Rent or leave and license fees received by an owner of a residential flat, even if such flat has been let out to corporate entities for use by the latter’s employees, will not be subject to goods and services tax (GST). This was recently held by the Authority for Advance Rulings (AAR), Maharashtra.
In cities like Mumbai, residential flats are often let out, on an income residential party is apt from GST lease and license basis to business entities. In turn, the concerned company allots these flats to its key executives for their residential purposes. Letting out of residential flats is exempt from GST, but does the mere fact that it is let out to a corporate entity transform its character? This often becomes a contentious issue. Kasturi & Sons, which had proposed to let out some of its residential flats, located in a posh South Mumbai area, to Life Insurance Corporation of India (LIC) approached the AAR. It contended that the flats that are going to be let out are residential apartments and they are going to be used for residential purposes only. Merely because these flats will be taken by LIC does not change the end user to ‘commercial.
The bench was composed of members Rajiv Magoo and R. R. Ramnani, who ruled that flats that are used for residential purposes, irrespective of whether they are let out to individuals or to commercial entities will be covered by the exemption notification dated June 28, 2017. In this case, as the nature of the end-use was residential; Kasturi & Sons would not have to pay GST on the monthly leave and license fee received by it (This was proposed to be Rs. 145/sqft).
Indirect tax specialist and founder of a CA firm, Sunil Gabhawalla explain, “The exemption is available if the property being let out is a residential dwelling and is used for residential purposes.
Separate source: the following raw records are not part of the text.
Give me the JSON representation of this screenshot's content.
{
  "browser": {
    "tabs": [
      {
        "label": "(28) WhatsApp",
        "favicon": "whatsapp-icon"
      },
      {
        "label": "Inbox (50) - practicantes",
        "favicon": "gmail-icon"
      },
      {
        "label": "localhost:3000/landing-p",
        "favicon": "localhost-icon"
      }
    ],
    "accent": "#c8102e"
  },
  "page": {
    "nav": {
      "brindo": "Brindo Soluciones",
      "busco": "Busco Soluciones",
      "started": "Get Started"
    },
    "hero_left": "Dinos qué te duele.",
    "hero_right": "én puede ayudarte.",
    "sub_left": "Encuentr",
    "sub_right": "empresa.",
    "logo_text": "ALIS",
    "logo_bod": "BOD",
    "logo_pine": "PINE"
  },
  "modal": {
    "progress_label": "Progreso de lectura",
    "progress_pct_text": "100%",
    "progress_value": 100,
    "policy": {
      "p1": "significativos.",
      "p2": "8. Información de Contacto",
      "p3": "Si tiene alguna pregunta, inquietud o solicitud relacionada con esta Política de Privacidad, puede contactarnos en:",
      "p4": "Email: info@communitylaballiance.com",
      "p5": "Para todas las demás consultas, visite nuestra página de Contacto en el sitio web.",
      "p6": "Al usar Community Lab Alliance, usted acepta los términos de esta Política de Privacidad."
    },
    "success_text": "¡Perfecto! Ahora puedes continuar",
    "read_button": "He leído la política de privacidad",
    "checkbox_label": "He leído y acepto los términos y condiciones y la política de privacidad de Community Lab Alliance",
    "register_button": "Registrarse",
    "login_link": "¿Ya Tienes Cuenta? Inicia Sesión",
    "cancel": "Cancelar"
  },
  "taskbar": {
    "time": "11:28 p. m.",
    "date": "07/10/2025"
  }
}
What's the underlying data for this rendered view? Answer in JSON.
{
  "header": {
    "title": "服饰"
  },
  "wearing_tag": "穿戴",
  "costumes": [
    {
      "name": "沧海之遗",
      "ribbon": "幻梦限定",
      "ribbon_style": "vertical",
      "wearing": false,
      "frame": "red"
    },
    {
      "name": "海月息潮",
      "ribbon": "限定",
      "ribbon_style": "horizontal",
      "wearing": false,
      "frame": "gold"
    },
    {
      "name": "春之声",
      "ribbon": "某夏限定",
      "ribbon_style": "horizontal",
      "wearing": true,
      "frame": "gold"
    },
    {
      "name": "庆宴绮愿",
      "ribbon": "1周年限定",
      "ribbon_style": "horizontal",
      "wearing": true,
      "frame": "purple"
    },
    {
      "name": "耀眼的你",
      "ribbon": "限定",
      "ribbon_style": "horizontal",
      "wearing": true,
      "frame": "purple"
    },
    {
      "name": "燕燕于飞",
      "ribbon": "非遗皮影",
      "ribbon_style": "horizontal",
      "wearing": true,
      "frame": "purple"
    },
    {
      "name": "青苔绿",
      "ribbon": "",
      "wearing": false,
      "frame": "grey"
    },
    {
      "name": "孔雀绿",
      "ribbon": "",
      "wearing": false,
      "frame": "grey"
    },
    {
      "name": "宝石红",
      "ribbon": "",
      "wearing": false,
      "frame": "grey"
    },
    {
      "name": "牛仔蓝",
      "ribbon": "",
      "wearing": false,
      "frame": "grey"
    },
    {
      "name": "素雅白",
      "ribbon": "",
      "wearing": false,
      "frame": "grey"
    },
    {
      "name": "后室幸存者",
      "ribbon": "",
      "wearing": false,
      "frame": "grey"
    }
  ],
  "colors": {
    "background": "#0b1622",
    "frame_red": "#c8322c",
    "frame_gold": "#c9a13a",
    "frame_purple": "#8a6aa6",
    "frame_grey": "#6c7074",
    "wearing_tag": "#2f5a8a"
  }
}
If the property is used for commercial purposes, the exemption is not available and the landlord or licensor would be required to register and pay GST at 18% if the annual rent crosses 20 lakhs.”
“The ruling correctly holds that the commercial nature of licensee (which is LIC) would not be relevant to decide the eligibility for the exemption but the actual use of the property residential stay by employees of LIC is the determining factor,” adds Gabhawalla. The AAR bench in its order pointed out that the submissions made by the jurisdictional GST official defined all logic. He had submitted that: LIC is a commercial organization and hence the staff to whom the flat is let out can sit late in the office and work more. LIC is a profit-making company. So, in order to increase profit, the facility of residential quarters is given to employees, which is commercial use.
The jurisdictional officer had also submitted that the exemption notification would not apply, but he had failed to provide any reasoning for his opinion, observed the AAR bench.In its order, the AAR bench also referred to a similar advance ruling given by the West Bengal bench. “The GST applicability is not decided by the nature of the property, but by the purpose for which it is used,” emphasized the AAR bench and held that the exemption notification would apply.